In 2025 with $3,166 a month in total income, you can glide under the IRS radar without owing a cent to Uncle Samuel and still live very comfortably in Ecuador. Here in Cuenca, that amount gets you pretty close to luxury living.
Let’s say you keep your investments in a regular brokerage account instead of an IRA. At this income level, the IRS won’t care which you use, so you may as well enjoy the freedom. No deductions to track, no penalties, no 6-percent surprises for “excess contributions.” Just normal money you can actually touch.
If you do want to pull real money from an IRA, the rules are far less dramatic than people imagine. By your mid-70s, the IRS expects you to take withdrawals based on actuarial tables, not because it thinks you are about to run off with the cash.
An IRA of roughly $300,000 produces a required minimum distribution of about $12,000 a year, or $1,000 a month. A required minimum distribution is simply the smallest amount the IRS insists you take each year so it can eventually tax the account. Take that amount and stop there, and you are not gaming the system or inviting trouble. You are just following the instructions, collecting steady income, and getting on with your life.
If you are over 74 and have more than $300,000 in an IRA, then you could end up having to pay some federal tax, but at this point it is not likely to cause any hardship to your existence in Cuenca.
And if you ever did want to “invest” a little, Cuenca has its own kind of retirement portfolio. For roughly $100 a month, you can pay for your entire set of utilities: electricity, cooking gas, water, internet, and cell phone.

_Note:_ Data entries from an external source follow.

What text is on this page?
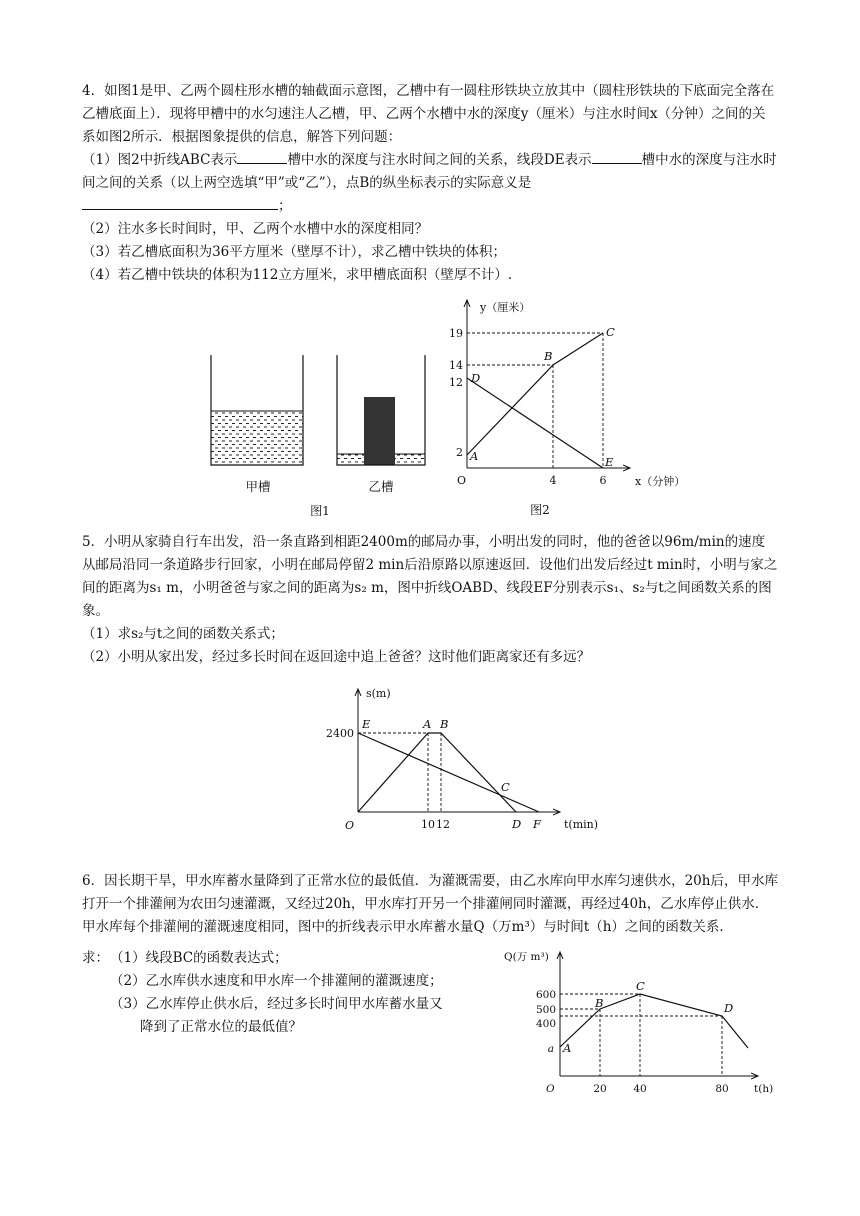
4．如图1是甲、乙两个圆柱形水槽的轴截面示意图，乙槽中有一圆柱形铁块立放其中（圆柱形铁块的下底面完全落在乙槽底面上）．现将甲槽中的水匀速注人乙槽，甲、乙两个水槽中水的深度y（厘米）与注水时间x（分钟）之间的关系如图2所示．根据图象提供的信息，解答下列问题：

（1）图2中折线ABC表示	槽中水的深度与注水时间之间的关系，线段DE表示	槽中水的深度与注水时间之间的关系（以上两空选填“甲”或“乙”），点B的纵坐标表示的实际意义是
；

（2）注水多长时间时，甲、乙两个水槽中水的深度相同？

（3）若乙槽底面积为36平方厘米（壁厚不计），求乙槽中铁块的体积；

（4）若乙槽中铁块的体积为112立方厘米，求甲槽底面积（壁厚不计）.

甲槽	乙槽
图1
y（厘米）
x（分钟）
O
19
14
12
2
4	6
A
B
C
D
E
图2

5．小明从家骑自行车出发，沿一条直路到相距2400m的邮局办事，小明出发的同时，他的爸爸以96m/min的速度从邮局沿同一条道路步行回家，小明在邮局停留2 min后沿原路以原速返回．设他们出发后经过t min时，小明与家之间的距离为s₁ m，小明爸爸与家之间的距离为s₂ m，图中折线OABD、线段EF分别表示s₁、s₂与t之间函数关系的图象。

（1）求s₂与t之间的函数关系式；

（2）小明从家出发，经过多长时间在返回途中追上爸爸？这时他们距离家还有多远？

s(m)
t(min)
O
2400
10 12
E	A B
C
D F

6．因长期干旱，甲水库蓄水量降到了正常水位的最低值．为灌溉需要，由乙水库向甲水库匀速供水，20h后，甲水库打开一个排灌闸为农田匀速灌溉，又经过20h，甲水库打开另一个排灌闸同时灌溉，再经过40h，乙水库停止供水．甲水库每个排灌闸的灌溉速度相同，图中的折线表示甲水库蓄水量Q（万m³）与时间t（h）之间的函数关系．

求： （1）线段BC的函数表达式；

（2）乙水库供水速度和甲水库一个排灌闸的灌溉速度；

（3）乙水库停止供水后，经过多长时间甲水库蓄水量又

降到了正常水位的最低值？

Q(万 m³)
t(h)
O
600
500
400
a
20	40	80
A
B
C
D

That might sound like creative accounting if you are still living in the USA, but it’s reality in Cuenca (and you can get a senior discount on the last two items.)
The rest of your budget goes where it should: cafe Lojana, fresh bread, plantains, and the occasional tot of Wembley gin or Abuelo rum from Coral.
Back in the States, retirees juggle IRA withdrawals and “required minimum distributions.” Here, the only thing required is remembering to recharge your phone’s saldo before its vencimiento.
It’s funny: in the U.S., a hundred dollars a month scarcely moves the needle on the domestic expense odometer. In Cuenca, it lights your home, cooks your food, and can connect you to China and Australia.
And if you’re a couple who each bring in about the same, let’s say two sets of $3,166 a month tax-free , you’re not just retired, you’re living like Jeff Bezos, but without the need to open bank accounts in tax havens or employ highly creative accountants.